Gosh, I feel so bad for children and their families with special needs. I used to be a sub for paraprofessionals in special ed classes in our public school system and some of that stuff is really rough. I remember one little girl telling me "I wish I could just be like other children." Soooo sad.

Laurel
She was talking about the Americans With Disabilities Act (ADA) and it is a law. Be careful how you word a refusal. It is not a good idea to deny a child simply because they have some sort of disability. You must have a concrete reason to say no and completely assess the situation before denying a child with any type of special need even something as small as an allergy to peanuts to something as full blown as a child with severe down syndrome. Simply saying that you are not trained, don't have experience or don't have the means to make accommodations for a special needs child isn't enough, you'd have to have adequate reasons and proof that you in fact can't care for this child without jeopardizing the well being of the other children or your business.

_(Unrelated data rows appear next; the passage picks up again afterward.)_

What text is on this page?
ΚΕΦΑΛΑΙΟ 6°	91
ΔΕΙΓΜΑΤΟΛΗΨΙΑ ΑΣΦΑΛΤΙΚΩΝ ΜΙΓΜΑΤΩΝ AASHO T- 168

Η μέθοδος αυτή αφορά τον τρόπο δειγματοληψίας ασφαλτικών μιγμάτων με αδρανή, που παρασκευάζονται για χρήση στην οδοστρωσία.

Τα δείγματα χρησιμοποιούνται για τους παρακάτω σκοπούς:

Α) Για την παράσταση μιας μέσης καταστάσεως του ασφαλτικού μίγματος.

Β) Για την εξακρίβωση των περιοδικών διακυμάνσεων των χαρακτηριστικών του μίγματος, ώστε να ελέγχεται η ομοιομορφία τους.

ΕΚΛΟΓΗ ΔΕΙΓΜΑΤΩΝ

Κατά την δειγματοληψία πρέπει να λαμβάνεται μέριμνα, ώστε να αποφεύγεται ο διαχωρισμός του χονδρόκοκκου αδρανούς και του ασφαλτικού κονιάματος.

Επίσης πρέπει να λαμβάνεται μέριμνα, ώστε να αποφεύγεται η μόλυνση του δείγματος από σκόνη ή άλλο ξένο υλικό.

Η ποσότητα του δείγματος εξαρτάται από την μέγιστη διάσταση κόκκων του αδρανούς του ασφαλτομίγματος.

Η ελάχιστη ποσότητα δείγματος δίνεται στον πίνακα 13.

For example, if the child was in a wheel chair and your only bathroom had a door that wouldn't accommodate for wheel chair access and accommodating for this child meant you needed to hire a contractor to enlarge the door opening which would require a considerable amount of money on your part. If you had a front porch for example that had steps and needed to build a ramp for the child to gain access into your home and the cost of materials and work was about $300 ... this amount is not a "considerable" amount and many times you can charge this amount to the parents so you wouldn't be able to use this excuse to deny the child. If you however lived in an HOA community which did not allow you to build a ramp on the exterior of your home then you could deny the child. Even the extra expense of additional insurance required by your insurance company isn't enough to be able to deny a child with a disability. However a child that is a direct threat to the other children can be denied because the safety of the others is also important.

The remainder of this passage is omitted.